Norfolk Naval Shipyard cuts ribbon on new Production Training Facility

By Michael Brayshaw, NNSY Deputy Public Affairs Officer

Norfolk Naval Shipyard (NNSY) cut the ribbon on its new Production Training Facility November 30. 

This four-story multipurpose building is NNSY’s largest completed project to date as part of Naval Facilities Engineering Systems Command’s (NAVFAC) Shipyard Infrastructure Optimization Program (SIOP).  It will consolidate training that was previously spread across the shipyard into a single 157,000 square-foot, $73.3 million dollar facility. 

Featuring 34 academic classrooms and 26 mock-up areas, this will become the training hub for NNSY’s production workforce of more than 4,500 employees as well as personnel in the departments of Quality Assurance, Operations, Engineering and Planning, and Lifting and Handling. It will also support future training requirements associated with Gerald R. Ford Class Carriers and Virginia Class Submarines, strategically positioning the shipyard to support The Navy Our Nation Needs. 

The facility will provide applied instruction using drydock, carrier shipboard, and fall protection mock-ups, and features dedicated training areas in pipefitting, welding, crane and rigging, and motor and generator repair.  Amenities at NNSY’s newest building include outdoor seating areas, break rooms, study rooms and a mini-mart. 

“This facility will not only help in meeting our one mission in the repair, modernization and inactivation of our Navy’s warships and training platforms, but absolutely to do it as one team,” said Shipyard Commander Captain Dianna Wolfson.  “From this very place, we will be providing training for ships that will be in service decades from now, and training thousands upon thousands of shipyard employees who will develop and strengthen foundational skills for their entire careers.”

At the ceremony, Rear Admiral Maria “Lore” Aguayo, Commander, NAVFAC Atlantic, discussed this “precedence setting” project that involved establishing a Resident Officer in Charge of Construction (ROICC) office for NNSY.  The ROICC office is dedicated to overseeing the execution of SIOP projects, currently estimated to be more than $2.4 billion dollars.   To complete this project, NNSY’s ROICC, Commander Kendall Chapman, coordinated with engineering partner Clark Nexsen on developing requirements and completing the initial design, and RQ Construction, LLC, based in Carlsbad, Calif., for completing design and construction of the facility.

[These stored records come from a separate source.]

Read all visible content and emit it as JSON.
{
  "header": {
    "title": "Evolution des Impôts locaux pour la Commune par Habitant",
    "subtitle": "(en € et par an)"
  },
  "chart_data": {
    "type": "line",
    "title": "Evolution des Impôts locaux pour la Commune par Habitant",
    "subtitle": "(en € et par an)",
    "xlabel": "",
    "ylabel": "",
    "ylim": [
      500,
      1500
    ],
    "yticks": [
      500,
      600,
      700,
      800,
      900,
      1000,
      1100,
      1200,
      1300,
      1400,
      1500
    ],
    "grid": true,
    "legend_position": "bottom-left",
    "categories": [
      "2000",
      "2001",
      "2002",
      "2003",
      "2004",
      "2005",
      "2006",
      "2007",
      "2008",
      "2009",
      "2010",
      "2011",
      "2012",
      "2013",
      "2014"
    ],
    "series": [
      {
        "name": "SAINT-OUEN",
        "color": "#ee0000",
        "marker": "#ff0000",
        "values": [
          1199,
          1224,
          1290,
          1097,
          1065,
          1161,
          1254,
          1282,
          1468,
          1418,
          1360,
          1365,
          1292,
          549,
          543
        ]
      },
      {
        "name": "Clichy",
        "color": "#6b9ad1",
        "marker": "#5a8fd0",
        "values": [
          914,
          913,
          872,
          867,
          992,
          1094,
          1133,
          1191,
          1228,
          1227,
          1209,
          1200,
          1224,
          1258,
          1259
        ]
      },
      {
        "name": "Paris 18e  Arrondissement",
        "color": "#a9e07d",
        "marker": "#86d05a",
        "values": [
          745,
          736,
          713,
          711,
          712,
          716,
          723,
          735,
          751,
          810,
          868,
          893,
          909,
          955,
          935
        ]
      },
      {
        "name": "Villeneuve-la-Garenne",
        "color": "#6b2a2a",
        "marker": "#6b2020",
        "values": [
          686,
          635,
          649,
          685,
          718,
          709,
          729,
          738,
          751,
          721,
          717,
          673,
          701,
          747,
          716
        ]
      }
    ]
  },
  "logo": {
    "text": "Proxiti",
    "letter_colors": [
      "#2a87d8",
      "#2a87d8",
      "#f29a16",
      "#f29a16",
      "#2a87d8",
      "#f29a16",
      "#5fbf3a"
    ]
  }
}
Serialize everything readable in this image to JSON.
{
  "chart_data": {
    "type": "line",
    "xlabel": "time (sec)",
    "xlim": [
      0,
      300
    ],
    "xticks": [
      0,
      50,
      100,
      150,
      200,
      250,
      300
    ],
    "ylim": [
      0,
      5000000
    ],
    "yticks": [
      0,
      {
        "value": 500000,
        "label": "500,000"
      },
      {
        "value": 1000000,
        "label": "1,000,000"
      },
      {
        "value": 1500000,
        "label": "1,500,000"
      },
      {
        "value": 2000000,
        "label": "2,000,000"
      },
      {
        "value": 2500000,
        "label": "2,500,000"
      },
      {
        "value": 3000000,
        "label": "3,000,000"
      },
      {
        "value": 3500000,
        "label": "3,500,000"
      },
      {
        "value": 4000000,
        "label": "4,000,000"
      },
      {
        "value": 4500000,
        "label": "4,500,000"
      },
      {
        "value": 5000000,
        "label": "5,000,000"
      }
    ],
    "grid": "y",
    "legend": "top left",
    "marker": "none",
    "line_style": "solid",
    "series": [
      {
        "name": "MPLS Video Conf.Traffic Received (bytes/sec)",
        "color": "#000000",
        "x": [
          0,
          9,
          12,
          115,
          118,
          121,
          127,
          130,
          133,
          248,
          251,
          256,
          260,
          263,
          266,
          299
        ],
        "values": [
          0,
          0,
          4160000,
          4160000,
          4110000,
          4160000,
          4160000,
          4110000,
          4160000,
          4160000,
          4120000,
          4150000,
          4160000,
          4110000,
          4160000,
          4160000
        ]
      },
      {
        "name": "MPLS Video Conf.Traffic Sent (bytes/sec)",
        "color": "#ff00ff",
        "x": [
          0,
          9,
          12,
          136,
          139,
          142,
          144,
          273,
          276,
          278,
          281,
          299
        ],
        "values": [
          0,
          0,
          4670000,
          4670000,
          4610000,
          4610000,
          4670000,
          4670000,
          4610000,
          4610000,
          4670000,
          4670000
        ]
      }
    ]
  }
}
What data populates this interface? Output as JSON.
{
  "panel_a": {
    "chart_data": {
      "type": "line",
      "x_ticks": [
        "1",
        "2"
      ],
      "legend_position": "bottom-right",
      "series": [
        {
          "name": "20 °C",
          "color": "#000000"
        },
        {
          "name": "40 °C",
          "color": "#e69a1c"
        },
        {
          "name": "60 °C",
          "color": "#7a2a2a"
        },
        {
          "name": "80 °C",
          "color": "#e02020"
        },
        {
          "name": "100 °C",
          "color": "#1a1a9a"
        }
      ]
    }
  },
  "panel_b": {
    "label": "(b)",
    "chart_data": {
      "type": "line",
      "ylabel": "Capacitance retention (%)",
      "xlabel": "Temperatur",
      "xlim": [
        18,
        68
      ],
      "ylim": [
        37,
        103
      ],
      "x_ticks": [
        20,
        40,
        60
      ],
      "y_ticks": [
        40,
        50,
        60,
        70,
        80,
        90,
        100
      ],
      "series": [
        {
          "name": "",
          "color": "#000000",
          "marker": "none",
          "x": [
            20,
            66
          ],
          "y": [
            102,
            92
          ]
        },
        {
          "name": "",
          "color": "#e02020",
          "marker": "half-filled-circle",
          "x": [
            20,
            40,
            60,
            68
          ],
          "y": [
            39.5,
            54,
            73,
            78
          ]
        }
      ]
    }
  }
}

“The collective team came together and did a fantastic job delivering this amazing facility,” said Aguayo. “It was not always easy.  The team overcame the challenges of navigating through unprecedented COVID-19 impacts which caused significant manufacturing delays and skilled labor shortages along with the complexity of working in the shipyard.  However, the team worked together seamlessly and always found a way to keep moving forward.  I thank everyone who worked so hard to execute this impressive and critically important project for the Navy.”

Marrying past and future, this facility includes a number of touches paying tribute to NNSY’s 255-year history, including photo murals from as recent as 2020 when NNSY hosted two carriers at the same pier, to imagery of the USS Arizona (BB-39) which was thoroughly modernized at NNSY from 1929-1931 prior to its tragic loss during the Pearl Harbor attack in 1941.   

Several community leaders attended the ribboncutting, including Portsmouth Mayor Shannon Glover, Norfolk Mayor Kenny Alexander, and numerous Portsmouth council and school board members. 

Prior to cutting the ribbon, NAVSEA Commander Vice Admiral Bill Galinis commended the shipyard workforce for what it achieves every day while now being able to benefit from a facility having academics and application under one roof.  “You can have the best facilities, technologies and processes, but it’s really about the men and women on our waterfront every day, working day and night to return ships back to the Fleet,” said Galinis.  “The work that you do every day matters and makes a difference.”